In his announcement, Tom Schulte, Executive Director of Linked 2 Leadership congratulated Gonzalez and said that he was “really impacting the world with (his) content.” He also said that the award-winning article would be featured in the blog’s “Best of L2L Blogazine 2011-2012” series.
Linked2Leadership.com is considered by several rating services as one of the top 25 leadership blogs on the Internet with annual readership of over 100,000 visitors. The blog’s stated mission is to maintain and communicate the highest standards and disciplines involved in personal leadership effectiveness to help build, grow & develop other leaders.
The article that placed Gonzalez in the blog’s top ten focused on the role all members of a team play in the development of conflict. He asserts that this role stems from our tendency to distort others’ actions into “self-justifying” reasons for judging others.
“This is happening as we see ourselves as good, hardworking, and honest,” Gonzalez writes. “In reality, this self-image is seldom the truth, as we often engage in negative politics and confrontations that simply hinder the teams’ ability to achieve the best results possible.” He goes on to encourage leaders to help all team members understand how conflict develops (and what can be done to manage it) as a critical part of the team’s overall ability to maintain harmony, maximize its strengths, and consistently exceed expectations.

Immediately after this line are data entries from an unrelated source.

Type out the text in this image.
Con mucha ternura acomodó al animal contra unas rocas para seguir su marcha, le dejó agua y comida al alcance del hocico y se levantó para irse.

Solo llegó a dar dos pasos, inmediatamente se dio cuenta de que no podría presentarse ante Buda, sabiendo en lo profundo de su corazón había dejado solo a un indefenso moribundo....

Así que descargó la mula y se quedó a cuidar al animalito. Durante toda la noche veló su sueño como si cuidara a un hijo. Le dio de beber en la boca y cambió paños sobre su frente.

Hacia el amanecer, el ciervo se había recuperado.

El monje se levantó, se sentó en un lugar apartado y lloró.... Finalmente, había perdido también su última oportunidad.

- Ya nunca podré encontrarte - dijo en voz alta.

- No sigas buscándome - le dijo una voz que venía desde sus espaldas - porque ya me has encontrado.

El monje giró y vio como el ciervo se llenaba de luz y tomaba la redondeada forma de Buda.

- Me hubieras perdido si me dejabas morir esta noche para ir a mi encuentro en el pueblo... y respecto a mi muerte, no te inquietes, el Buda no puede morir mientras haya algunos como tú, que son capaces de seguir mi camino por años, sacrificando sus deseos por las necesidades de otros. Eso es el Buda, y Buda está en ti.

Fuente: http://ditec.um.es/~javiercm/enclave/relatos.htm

Gonzalez alludes to the concept of “collusion” found in the Arbinger Institute publication "Leadership and Self-Deception," which describes this tendency to distort others’ actions and see what others do in ways that maximizes frustration. His article points out that collusion results in assumptions about others’ intentions that are often wrong.
One of the blog readers who commented on the article, said “I think assumptions really are the basis for a lot of unnecessary problems in the workplace. As a management consultant I see this trend a lot where by a manager will deliberately sabotage the success of some rising stars in his department because he is afraid that one of them might steal his job.”

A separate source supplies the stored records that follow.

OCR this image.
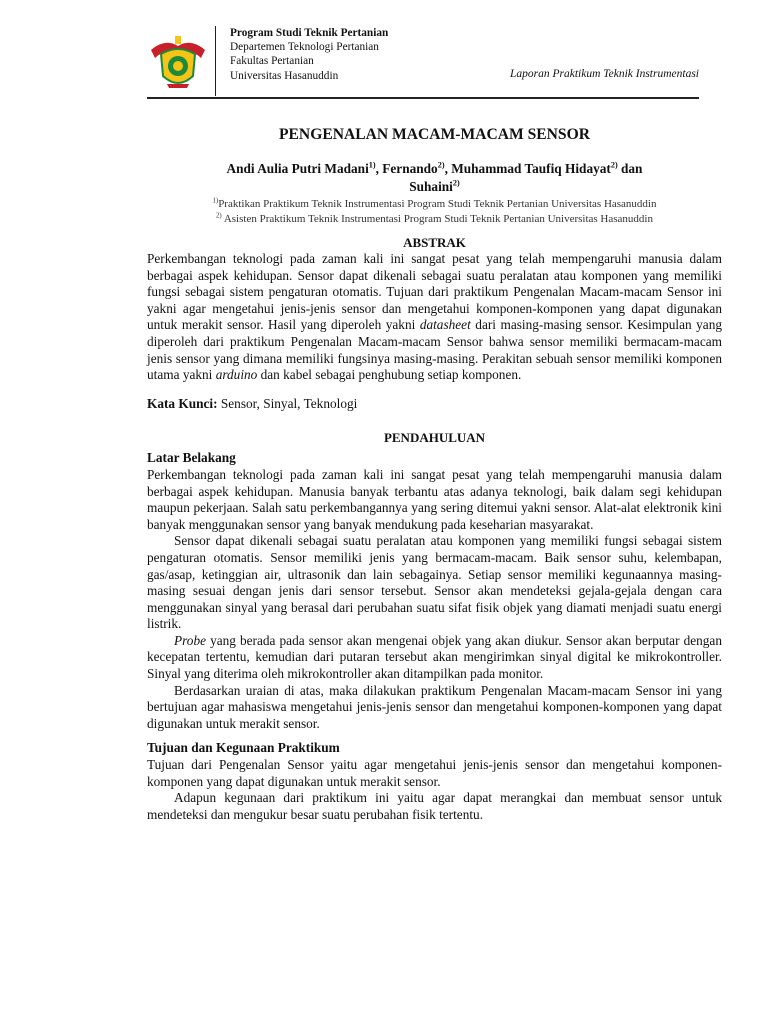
Program Studi Teknik Pertanian
Departemen Teknologi Pertanian
Fakultas Pertanian
Universitas Hasanuddin	Laporan Praktikum Teknik Instrumentasi
PENGENALAN MACAM-MACAM SENSOR
Andi Aulia Putri Madani$^{1)}$, Fernando$^{2)}$, Muhammad Taufiq Hidayat$^{2)}$ dan
Suhaini$^{2)}$
$^{1)}$Praktikan Praktikum Teknik Instrumentasi Program Studi Teknik Pertanian Universitas Hasanuddin
$^{2)}$ Asisten Praktikum Teknik Instrumentasi Program Studi Teknik Pertanian Universitas Hasanuddin
ABSTRAK

Perkembangan teknologi pada zaman kali ini sangat pesat yang telah mempengaruhi manusia dalam berbagai aspek kehidupan. Sensor dapat dikenali sebagai suatu peralatan atau komponen yang memiliki fungsi sebagai sistem pengaturan otomatis. Tujuan dari praktikum Pengenalan Macam-macam Sensor ini yakni agar mengetahui jenis-jenis sensor dan mengetahui komponen-komponen yang dapat digunakan untuk merakit sensor. Hasil yang diperoleh yakni datasheet dari masing-masing sensor. Kesimpulan yang diperoleh dari praktikum Pengenalan Macam-macam Sensor bahwa sensor memiliki bermacam-macam jenis sensor yang dimana memiliki fungsinya masing-masing. Perakitan sebuah sensor memiliki komponen utama yakni arduino dan kabel sebagai penghubung setiap komponen.

Kata Kunci: Sensor, Sinyal, Teknologi

PENDAHULUAN
Latar Belakang

Perkembangan teknologi pada zaman kali ini sangat pesat yang telah mempengaruhi manusia dalam berbagai aspek kehidupan. Manusia banyak terbantu atas adanya teknologi, baik dalam segi kehidupan maupun pekerjaan. Salah satu perkembangannya yang sering ditemui yakni sensor. Alat-alat elektronik kini banyak menggunakan sensor yang banyak mendukung pada keseharian masyarakat.

Sensor dapat dikenali sebagai suatu peralatan atau komponen yang memiliki fungsi sebagai sistem pengaturan otomatis. Sensor memiliki jenis yang bermacam-macam. Baik sensor suhu, kelembapan, gas/asap, ketinggian air, ultrasonik dan lain sebagainya. Setiap sensor memiliki kegunaannya masing-masing sesuai dengan jenis dari sensor tersebut. Sensor akan mendeteksi gejala-gejala dengan cara menggunakan sinyal yang berasal dari perubahan suatu sifat fisik objek yang diamati menjadi suatu energi listrik.

Probe yang berada pada sensor akan mengenai objek yang akan diukur. Sensor akan berputar dengan kecepatan tertentu, kemudian dari putaran tersebut akan mengirimkan sinyal digital ke mikrokontroller. Sinyal yang diterima oleh mikrokontroller akan ditampilkan pada monitor.

Berdasarkan uraian di atas, maka dilakukan praktikum Pengenalan Macam-macam Sensor ini yang bertujuan agar mahasiswa mengetahui jenis-jenis sensor dan mengetahui komponen-komponen yang dapat digunakan untuk merakit sensor.

Tujuan dan Kegunaan Praktikum

Tujuan dari Pengenalan Sensor yaitu agar mengetahui jenis-jenis sensor dan mengetahui komponen-komponen yang dapat digunakan untuk merakit sensor.

Adapun kegunaan dari praktikum ini yaitu agar dapat merangkai dan membuat sensor untuk mendeteksi dan mengukur besar suatu perubahan fisik tertentu.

The article covers other potentially damaging actions a supervisor can take if they fall prey to these kinds of assumptions. “When we are given supervisory authority over others, we have to be extremely careful to verify our assumptions as authority can enhance our need to be ‘right’ and justified in our assumptions, Gonzalez writes. “There is nothing more detrimental to staff morale than being incorrectly judged by management.”

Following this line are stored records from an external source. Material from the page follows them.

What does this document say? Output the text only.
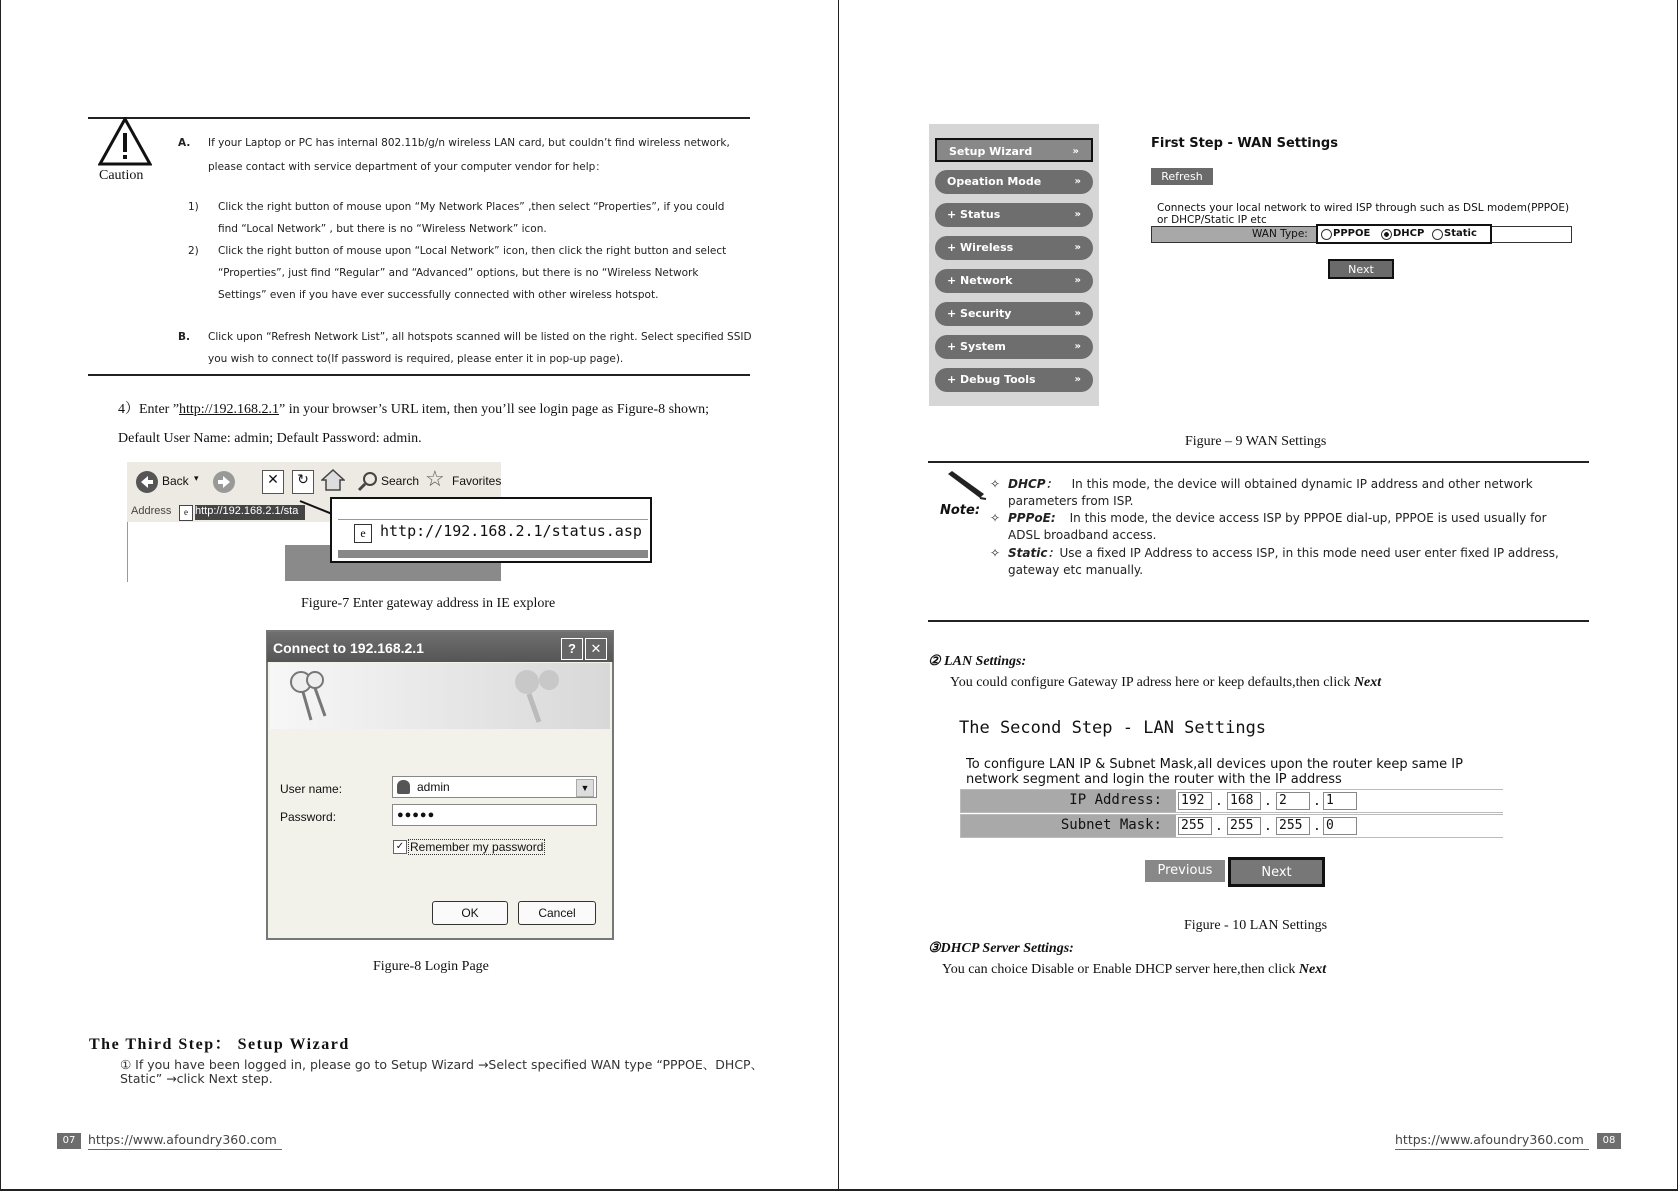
Caution
A. If your Laptop or PC has internal 802.11b/g/n wireless LAN card, but couldn’t find wireless network,
please contact with service department of your computer vendor for help：
1) Click the right button of mouse upon “My Network Places” ,then select “Properties”, if you could
find “Local Network” , but there is no “Wireless Network” icon.
2) Click the right button of mouse upon “Local Network” icon, then click the right button and select
“Properties”, just find “Regular” and “Advanced” options, but there is no “Wireless Network
Settings” even if you have ever successfully connected with other wireless hotspot.
B. Click upon “Refresh Network List”, all hotspots scanned will be listed on the right. Select specified SSID
you wish to connect to(If password is required, please enter it in pop-up page).
4）Enter ”http://192.168.2.1” in your browser’s URL item, then you’ll see login page as Figure-8 shown;
Default User Name: admin; Default Password: admin.
Back ▾	✕	↻	Search ☆ Favorites
Address	e http://192.168.2.1/sta
e http://192.168.2.1/status.asp
Figure-7 Enter gateway address in IE explore
Connect to 192.168.2.1	?	✕
User name:	admin	▼
Password:	●●●●●
✓ Remember my password
OK	Cancel
Figure-8 Login Page
The Third Step： Setup Wizard
① If you have been logged in, please go to Setup Wizard →Select specified WAN type “PPPOE、DHCP、
Static” →click Next step.
07	https://www.afoundry360.com
Setup Wizard	»
Opeation Mode	»
+ Status	»
+ Wireless	»
+ Network	»
+ Security	»
+ System	»
+ Debug Tools	»
First Step - WAN Settings
Refresh
Connects your local network to wired ISP through such as DSL modem(PPPOE)
or DHCP/Static IP etc
WAN Type:	PPPOE DHCP Static
Next
Figure – 9 WAN Settings
Note:
✧ DHCP： In this mode, the device will obtained dynamic IP address and other network parameters from ISP.
✧ PPPoE: In this mode, the device access ISP by PPPOE dial-up, PPPOE is used usually for ADSL broadband access.
✧ Static：Use a fixed IP Address to access ISP, in this mode need user enter fixed IP address, gateway etc manually.
② LAN Settings:
You could configure Gateway IP adress here or keep defaults,then click Next
The Second Step - LAN Settings
To configure LAN IP & Subnet Mask,all devices upon the router keep same IP
network segment and login the router with the IP address
IP Address: 192 . 168 . 2	. 1
Subnet Mask: 255 . 255 . 255 . 0
Previous	Next
Figure - 10 LAN Settings
③DHCP Server Settings:
You can choice Disable or Enable DHCP server here,then click Next
https://www.afoundry360.com	08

Gonzalez’s series of articles includes solutions to this problem such as a feedback mechanism that provides leaders with a strategic organizational tool designed to avoid costly assumptions in the workplace. This is one of the leadership tools GIVE Leadership Institute offers in presentations and articles that have also been featured on leadership blogs other than linked2leadership.com, such as aboutleaders.com.
GIVE Leadership Institute was founded in 2010 with a mission to help present and future generations of leadership better understand the need for change in the recognition of people as precious resources and equip them to develop truly sustainable teams. GLI’s programs have been applied, tested and refined in an array of diverse teams composed of IT engineers, developers, designers and project managers during Gonzalez’s 16 years of experience leading IT and web development teams for Motorola and CBS Sports and Cornell University.